One topic that is hardly likely to win brownie points in the current social climate is research suggesting that men are better than women in anything whatsoever...

He concluded that most people who write about gender are “too intimidated by the feminist establishment to conduct an open-minded consideration of the relative advantages and disadvantages of both genders. The basic feminist dogma is that women are equal to or better than men at everything, and that all women’s problems and failures must be blamed on men.”

Take the common assumption that women are more social than men. Psychologists often make this claim but Baumeister points out the evidence is actually weak and applies mainly to one-to-one close relationships. He says if you define “social” in terms of large groups or networks, it is men who are more social as shown in team sports, military groups, even children’s playing styles.

“It was men’s ability to co-operate with casual acquaintances and strangers to work towards common goals that led to men creating wealth, knowledge and power — which led to the gender inequality that our society is struggling to overcome,” concludes Baumeister, who is happy to label himself a feminist.

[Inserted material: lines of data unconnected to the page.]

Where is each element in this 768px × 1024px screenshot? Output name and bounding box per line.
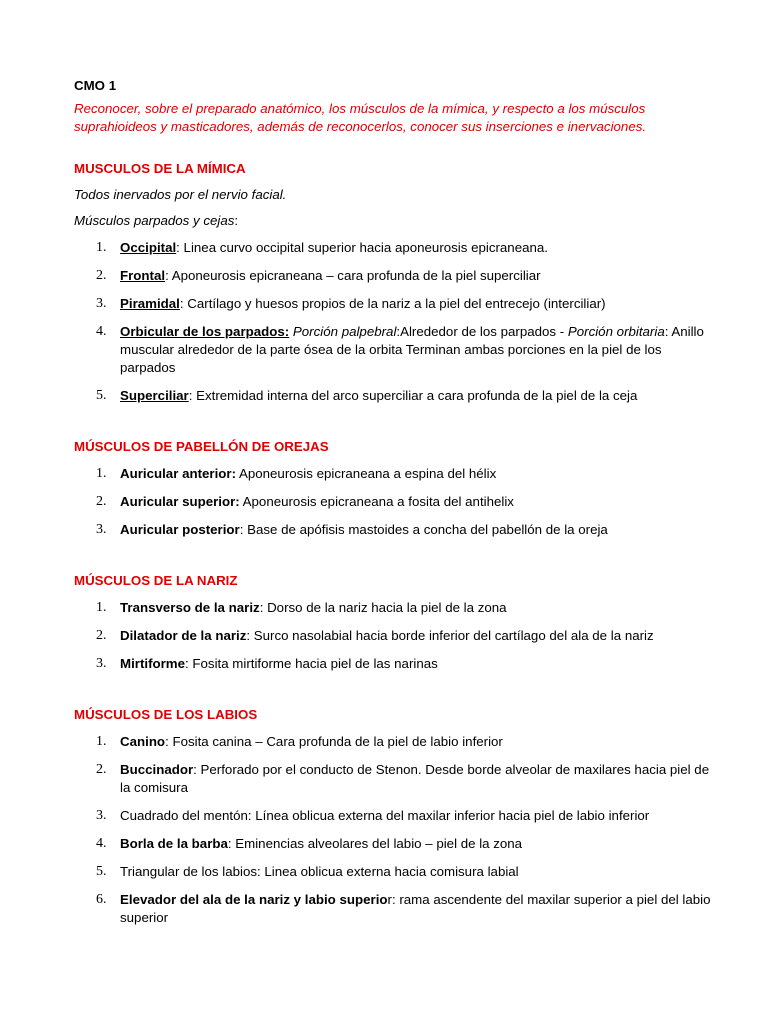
portion-name: Porción palpebral	[289, 324, 397, 339]
list-item	[74, 239, 714, 257]
list-number: 3.	[96, 808, 107, 823]
muscle-name: Auricular posterior	[120, 522, 240, 537]
muscle-description: : Perforado por el conducto de Stenon. Desde borde alveolar de maxilares hacia piel de la comisura	[120, 762, 710, 795]
muscle-list-mimica	[74, 239, 714, 405]
list-number: 4.	[96, 324, 107, 339]
list-item	[74, 761, 714, 797]
list-number: 6.	[96, 892, 107, 907]
muscle-description: : Surco nasolabial hacia borde inferior del cartílago del ala de la nariz	[246, 628, 654, 643]
muscle-list-nariz	[74, 599, 714, 673]
muscle-description: : Eminencias alveolares del labio – piel de la zona	[227, 836, 523, 851]
list-item	[74, 387, 714, 405]
list-number: 1.	[96, 466, 107, 481]
muscle-name: Canino	[120, 734, 166, 749]
section-heading-labios: MÚSCULOS DE LOS LABIOS	[74, 707, 258, 722]
list-item	[74, 863, 714, 881]
muscle-name: Occipital	[120, 240, 177, 255]
document-page	[74, 77, 714, 937]
section-heading-nariz: MÚSCULOS DE LA NARIZ	[74, 573, 238, 588]
list-number: 3.	[96, 522, 107, 537]
muscle-name: Superciliar	[120, 388, 189, 403]
muscle-description: : Cartílago y huesos propios de la nariz a la piel del entrecejo (interciliar)	[179, 296, 606, 311]
muscle-name: Borla de la barba	[120, 836, 228, 851]
muscle-description: : Fosita canina – Cara profunda de la piel de labio inferior	[165, 734, 503, 749]
list-number: 3.	[96, 656, 107, 671]
list-item	[74, 599, 714, 617]
list-item	[74, 295, 714, 313]
muscle-name: Buccinador	[120, 762, 194, 777]
list-item	[74, 465, 714, 483]
list-item	[74, 891, 714, 927]
list-number: 1.	[96, 600, 107, 615]
subsection-label	[74, 212, 714, 230]
muscle-description: : Aponeurosis epicraneana – cara profunda de la piel superciliar	[165, 268, 541, 283]
list-item	[74, 807, 714, 825]
muscle-description: : Base de apófisis mastoides a concha del pabellón de la oreja	[239, 522, 608, 537]
list-number: 2.	[96, 268, 107, 283]
list-item	[74, 627, 714, 645]
muscle-description: : Anillo muscular alrededor de la parte ósea de la orbita Terminan ambas porciones en la piel de los parpados	[120, 324, 704, 375]
list-number: 1.	[96, 734, 107, 749]
section-heading-mimica: MUSCULOS DE LA MÍMICA	[74, 161, 246, 176]
portion-name: Porción orbitaria	[567, 324, 665, 339]
list-number: 5.	[96, 388, 107, 403]
subsection-label-colon: :	[234, 213, 239, 228]
muscle-name: Piramidal	[120, 296, 180, 311]
list-number: 3.	[96, 296, 107, 311]
muscle-description: :Alrededor de los parpados -	[396, 324, 568, 339]
muscle-description: : Extremidad interna del arco superciliar a cara profunda de la piel de la ceja	[188, 388, 638, 403]
list-number: 2.	[96, 762, 107, 777]
list-item	[74, 521, 714, 539]
list-item	[74, 835, 714, 853]
muscle-description: : Linea curvo occipital superior hacia aponeurosis epicraneana.	[176, 240, 548, 255]
list-number: 2.	[96, 494, 107, 509]
muscle-description: r: rama ascendente del maxilar superior a piel del labio superior	[120, 892, 711, 925]
list-number: 5.	[96, 864, 107, 879]
muscle-name: Frontal	[120, 268, 166, 283]
section-note: Todos inervados por el nervio facial.	[74, 187, 287, 202]
muscle-list-labios	[74, 733, 714, 927]
muscle-description: Aponeurosis epicraneana a fosita del antihelix	[239, 494, 514, 509]
muscle-list-orejas	[74, 465, 714, 539]
list-item	[74, 493, 714, 511]
list-item	[74, 655, 714, 673]
list-number: 1.	[96, 240, 107, 255]
list-number: 2.	[96, 628, 107, 643]
list-number: 4.	[96, 836, 107, 851]
document-title: CMO 1	[74, 78, 117, 93]
muscle-description: Aponeurosis epicraneana a espina del hélix	[236, 466, 497, 481]
list-item	[74, 733, 714, 751]
muscle-name: Orbicular de los parpados:	[120, 324, 290, 339]
section-heading-orejas: MÚSCULOS DE PABELLÓN DE OREJAS	[74, 439, 329, 454]
subsection-label-text: Músculos parpados y cejas	[74, 213, 235, 228]
muscle-name: Transverso de la nariz	[120, 600, 260, 615]
list-item	[74, 323, 714, 377]
muscle-name: Auricular superior:	[120, 494, 240, 509]
objective-text: Reconocer, sobre el preparado anatómico, los músculos de la mímica, y respecto a los músculos suprahioideos y masticadores, además de reconocerlos, conocer sus inserciones e inervaciones.	[74, 101, 647, 134]
muscle-name: Auricular anterior:	[120, 466, 237, 481]
muscle-name: Dilatador de la nariz	[120, 628, 247, 643]
muscle-description: Cuadrado del mentón: Línea oblicua externa del maxilar inferior hacia piel de labio inferior	[120, 808, 650, 823]
muscle-description: : Dorso de la nariz hacia la piel de la zona	[259, 600, 507, 615]
muscle-name: Elevador del ala de la nariz y labio superio	[120, 892, 388, 907]
muscle-name: Mirtiforme	[120, 656, 186, 671]
muscle-description: : Fosita mirtiforme hacia piel de las narinas	[185, 656, 438, 671]
muscle-description: Triangular de los labios: Linea oblicua externa hacia comisura labial	[120, 864, 519, 879]
list-item	[74, 267, 714, 285]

Men’s unique social skills were a key theme when Baumeister found himself addressing the American Psychological Association in San Francisco on the topic “Is there anything good about men?”

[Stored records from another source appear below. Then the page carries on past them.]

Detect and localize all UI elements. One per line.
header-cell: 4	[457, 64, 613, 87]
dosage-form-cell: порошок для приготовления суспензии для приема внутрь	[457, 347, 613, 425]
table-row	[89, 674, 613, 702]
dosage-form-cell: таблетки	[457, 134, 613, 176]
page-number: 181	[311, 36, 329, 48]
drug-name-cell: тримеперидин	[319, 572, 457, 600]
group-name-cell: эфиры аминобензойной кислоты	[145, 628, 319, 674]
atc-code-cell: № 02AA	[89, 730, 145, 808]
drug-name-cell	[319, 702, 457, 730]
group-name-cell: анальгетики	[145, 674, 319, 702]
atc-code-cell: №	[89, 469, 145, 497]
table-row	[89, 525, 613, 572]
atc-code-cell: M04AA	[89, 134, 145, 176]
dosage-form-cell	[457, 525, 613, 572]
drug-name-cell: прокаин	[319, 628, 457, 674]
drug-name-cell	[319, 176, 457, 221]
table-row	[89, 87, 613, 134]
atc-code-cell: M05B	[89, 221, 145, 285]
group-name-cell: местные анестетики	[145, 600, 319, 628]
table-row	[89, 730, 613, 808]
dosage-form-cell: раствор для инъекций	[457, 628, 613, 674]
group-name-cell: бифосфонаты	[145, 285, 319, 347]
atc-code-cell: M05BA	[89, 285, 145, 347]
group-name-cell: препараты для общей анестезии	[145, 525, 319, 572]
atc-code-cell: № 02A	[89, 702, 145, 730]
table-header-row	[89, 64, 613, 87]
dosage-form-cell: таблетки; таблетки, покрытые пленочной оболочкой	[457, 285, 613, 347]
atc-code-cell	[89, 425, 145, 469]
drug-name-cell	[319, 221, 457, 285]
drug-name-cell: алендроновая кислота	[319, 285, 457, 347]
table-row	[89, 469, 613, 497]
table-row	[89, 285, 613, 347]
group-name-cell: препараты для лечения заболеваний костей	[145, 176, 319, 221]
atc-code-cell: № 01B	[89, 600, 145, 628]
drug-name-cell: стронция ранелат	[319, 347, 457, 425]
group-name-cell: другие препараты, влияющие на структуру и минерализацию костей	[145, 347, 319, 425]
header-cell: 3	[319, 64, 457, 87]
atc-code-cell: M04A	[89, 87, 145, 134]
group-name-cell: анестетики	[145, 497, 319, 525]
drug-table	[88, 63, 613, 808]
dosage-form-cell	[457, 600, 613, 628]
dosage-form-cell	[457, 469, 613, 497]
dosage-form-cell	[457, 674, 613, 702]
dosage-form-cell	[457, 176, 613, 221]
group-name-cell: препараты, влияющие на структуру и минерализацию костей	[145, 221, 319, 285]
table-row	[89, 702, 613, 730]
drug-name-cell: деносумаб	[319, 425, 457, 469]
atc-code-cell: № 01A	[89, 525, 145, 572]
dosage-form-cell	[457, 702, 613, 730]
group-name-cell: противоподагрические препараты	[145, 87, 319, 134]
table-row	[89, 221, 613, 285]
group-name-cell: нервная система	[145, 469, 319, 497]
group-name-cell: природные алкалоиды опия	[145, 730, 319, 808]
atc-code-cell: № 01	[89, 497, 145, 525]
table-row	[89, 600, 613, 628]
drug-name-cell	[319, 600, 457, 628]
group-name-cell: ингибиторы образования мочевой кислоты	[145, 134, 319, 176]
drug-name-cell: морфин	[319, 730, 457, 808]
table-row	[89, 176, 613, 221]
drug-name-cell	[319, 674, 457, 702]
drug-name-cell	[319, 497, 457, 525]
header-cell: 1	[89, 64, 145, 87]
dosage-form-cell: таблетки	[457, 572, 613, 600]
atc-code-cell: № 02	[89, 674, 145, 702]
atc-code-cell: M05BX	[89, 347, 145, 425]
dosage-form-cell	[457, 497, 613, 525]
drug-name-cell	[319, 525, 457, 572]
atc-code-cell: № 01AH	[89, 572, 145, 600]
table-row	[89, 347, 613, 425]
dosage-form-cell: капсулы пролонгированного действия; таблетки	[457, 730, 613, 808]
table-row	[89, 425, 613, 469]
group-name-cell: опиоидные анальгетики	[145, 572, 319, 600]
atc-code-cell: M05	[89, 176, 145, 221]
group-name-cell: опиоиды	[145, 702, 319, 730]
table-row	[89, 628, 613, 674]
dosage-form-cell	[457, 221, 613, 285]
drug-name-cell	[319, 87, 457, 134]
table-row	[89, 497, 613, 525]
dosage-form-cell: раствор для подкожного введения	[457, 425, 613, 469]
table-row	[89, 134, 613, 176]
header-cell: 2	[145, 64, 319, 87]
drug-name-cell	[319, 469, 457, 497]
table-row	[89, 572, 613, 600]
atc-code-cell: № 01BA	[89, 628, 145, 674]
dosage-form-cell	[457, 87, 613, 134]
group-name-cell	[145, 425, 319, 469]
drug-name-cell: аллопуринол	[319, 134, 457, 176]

This led to a book of the same name looking at how culture exploits men. In it he argues differences in gender roles are a trade-off. A few lucky men are at the top of society and enjoy the culture’s best rewards. Others, less fortunate, have their lives chewed up by it. One mistake of many modern feminists, he writes, is that they “look only at the top of society and draw conclusions about society as a whole. Yes, there are mostly men at the top. But if you look at the bottom, really at the bottom, you’ll find mostly men there, too.” His examples: The homeless; the imprisoned; or people who do dangerous jobs (92 per cent of deaths at work are male)."